Environment & Energy
The LIFE multiannual work programme for 2018-2020 was adopted by the European Commission on 12 February 2018, after representatives from EU countries unanimously declared their support for the programme on 22 November 2017. The document specifies how, over the coming years, LIFE will focus its policy objectives, share out its budget, and streamline administrative tasks like applying for funds.
The new multiannual work programme details how the LIFE programme will allocate resources among areas of policy priority in 2018-2020. It clarifies budgets by specifying what kind of projects can receive support within sub-programmes for Environment and Climate Action. In total, €1 243.81 million will be earmarked for work on nature conservation and environmental protection, and a further €413.25 million for climate action.
The multiannual work programme for 2018-2020 will also increase LIFE’s budget for nature conservation and biodiversity by 10%. In parallel, the total number of project topics in the sub-programme for Environment has come down from 87 to 42.
Another marked change on previous years is the introduction of a two-stage application procedure for traditional projects under the Environment sub-programme.

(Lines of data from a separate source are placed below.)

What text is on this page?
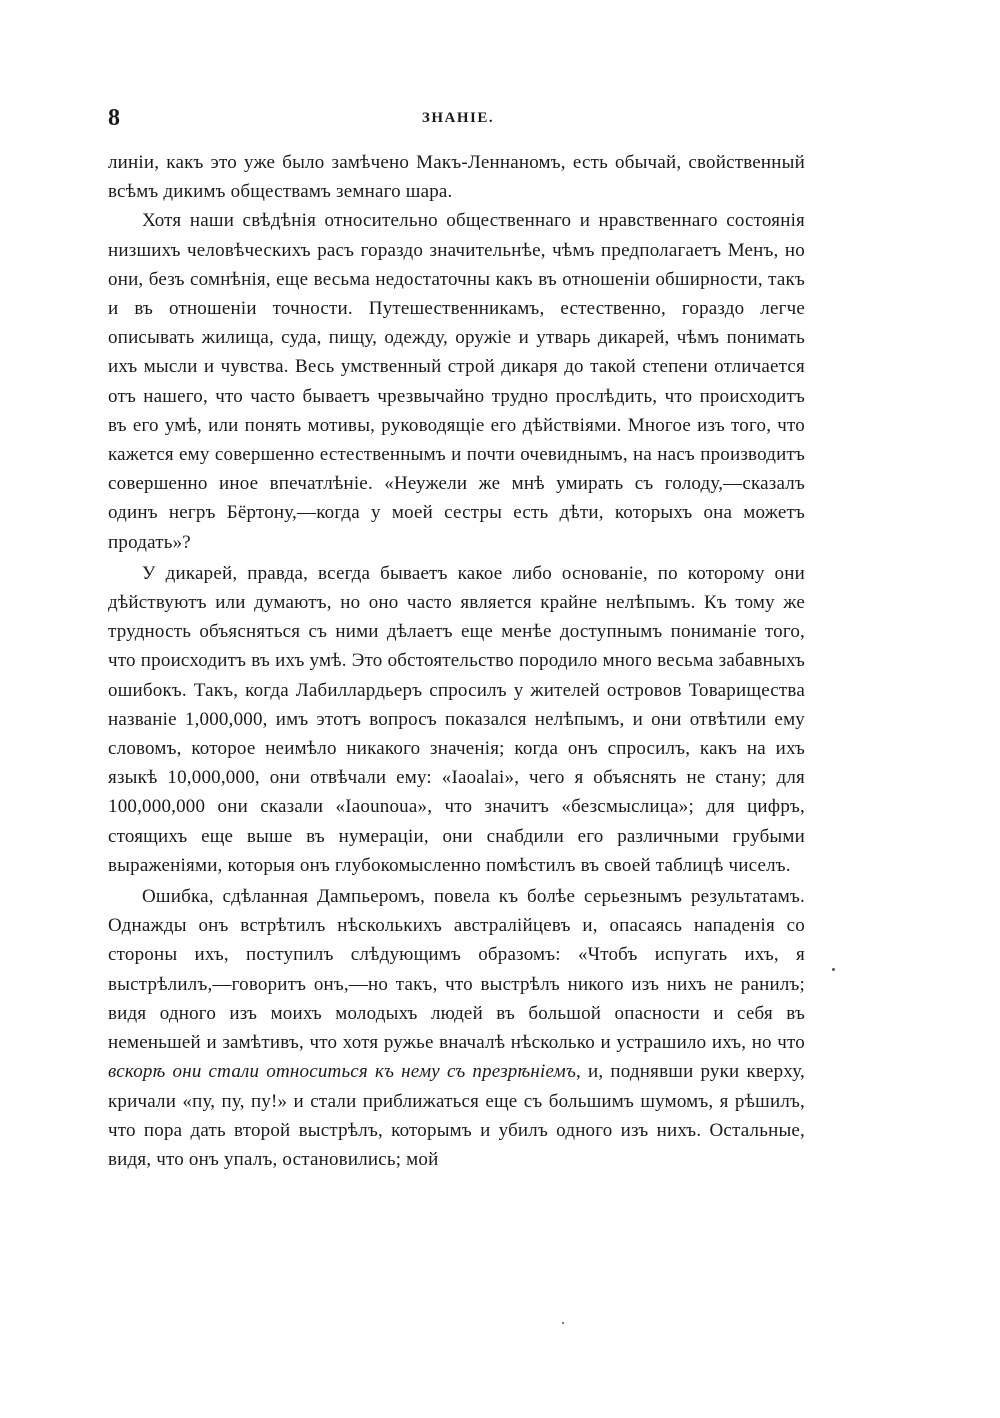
8	ЗНАНІЕ.

линіи, какъ это уже было замѣчено Макъ-Леннаномъ, есть обычай, свойственный всѣмъ дикимъ обществамъ земнаго шара.

Хотя наши свѣдѣнія относительно общественнаго и нравственнаго состоянія низшихъ человѣческихъ расъ гораздо значительнѣе, чѣмъ предполагаетъ Менъ, но они, безъ сомнѣнія, еще весьма недостаточны какъ въ отношеніи обширности, такъ и въ отношеніи точности. Путешественникамъ, естественно, гораздо легче описывать жилища, суда, пищу, одежду, оружіе и утварь дикарей, чѣмъ понимать ихъ мысли и чувства. Весь умственный строй дикаря до такой степени отличается отъ нашего, что часто бываетъ чрезвычайно трудно прослѣдить, что происходитъ въ его умѣ, или понять мотивы, руководящіе его дѣйствіями. Многое изъ того, что кажется ему совершенно естественнымъ и почти очевиднымъ, на насъ производитъ совершенно иное впечатлѣніе. «Неужели же мнѣ умирать съ голоду,—сказалъ одинъ негръ Бёртону,—когда у моей сестры есть дѣти, которыхъ она можетъ продать»?

У дикарей, правда, всегда бываетъ какое либо основаніе, по которому они дѣйствуютъ или думаютъ, но оно часто является крайне нелѣпымъ. Къ тому же трудность объясняться съ ними дѣлаетъ еще менѣе доступнымъ пониманіе того, что происходитъ въ ихъ умѣ. Это обстоятельство породило много весьма забавныхъ ошибокъ. Такъ, когда Лабиллардьеръ спросилъ у жителей островов Товарищества названіе 1,000,000, имъ этотъ вопросъ показался нелѣпымъ, и они отвѣтили ему словомъ, которое неимѣло никакого значенія; когда онъ спросилъ, какъ на ихъ языкѣ 10,000,000, они отвѣчали ему: «Iaoalai», чего я объяснять не стану; для 100,000,000 они сказали «Iaounoua», что значитъ «безсмыслица»; для цифръ, стоящихъ еще выше въ нумераціи, они снабдили его различными грубыми выраженіями, которыя онъ глубокомысленно помѣстилъ въ своей таблицѣ чиселъ.

Ошибка, сдѣланная Дампьеромъ, повела къ болѣе серьезнымъ результатамъ. Однажды онъ встрѣтилъ нѣсколькихъ австралійцевъ и, опасаясь нападенія со стороны ихъ, поступилъ слѣдующимъ образомъ: «Чтобъ испугать ихъ, я выстрѣлилъ,—говоритъ онъ,—но такъ, что выстрѣлъ никого изъ нихъ не ранилъ; видя одного изъ моихъ молодыхъ людей въ большой опасности и себя въ неменьшей и замѣтивъ, что хотя ружье вначалѣ нѣсколько и устрашило ихъ, но что вскорѣ они стали относиться къ нему съ презрѣніемъ, и, поднявши руки кверху, кричали «пу, пу, пу!» и стали приближаться еще съ большимъ шумомъ, я рѣшилъ, что пора дать второй выстрѣлъ, которымъ и убилъ одного изъ нихъ. Остальные, видя, что онъ упалъ, остановились; мой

From now on, candidates will present a lighter outline of their work at the first step of the application process. They will receive feedback on this outline and, if successful, will then submit the full version of their proposal.
HORIZON 2020 Programme - Energy
Seen as a means to drive economic growth and create jobs, Horizon 2020 has the political backing of Europe’s leaders and the Members of the European Parliament. They agreed that research is an investment in our future and so put it at the heart of the EU’s blueprint for smart, sustainable and inclusive growth and jobs.
Energy research and innovation has an essential role to play in addressing the challenge of satisfying security of energy supply, competitiveness of the EU industry and ensuring affordable prices for the citizens, whilst at the same time combating climate change. While doing this, we are looking for synergies with other sectors, e.g. telecoms and ICT industry.
HORIZON 2020 Programme - Environment & Climate Action
Environmental Research and Innovation’s response to the Europe 2020 Strategy, which identifies smart, sustainable and inclusive growth as a means to help the EU and the Member States, develops a resource efficient, greener and more competitive economy while delivering high levels of employment, productivity and social cohesion. The focus of the EU Research and Innovation programme in environment is challenge-driven, funding the whole research and innovation cycle.
Environmental research and innovation finds its centre of gravity in Horizon 2020's: "Climate action, environment, resource efficiency and raw materials", which has the objective of achieving a resource efficient and climate change resilient economy and society, protecting and sustainably managing natural resources and ecosystems and ensuring a sustainable supply and use of raw materials, in order to meet the needs of a growing global population within the sustainable limits of the planet's natural resources and eco-systems.
BONUS, the joint Baltic Sea research and development programme for years 2010-2017, was started by the BONUS member states together with the EU and officially launched in September 2010 by a co-decision of the European Parliament and the European Council as a Treaty on the Functioning of the European Union (TFEU) Article 185 activity.
In support of sustainable development and ecosystem based management of the Baltic Sea region, the HELCOM Baltic Sea Action Plan and the EU Marine Strategy Framework Directive and other European, regional and national coastal and marine environmental policies and plans, BONUS:
issues calls on ecosystem research and innovation for scientific community and SMEs
funds projects of high excellence and relevance 1) to produce knowledge, scientific evidence and innovation solutions needed by policymakers and 2) to engage end-users and the society in the knowledge based governance of the fragile Baltic Sea.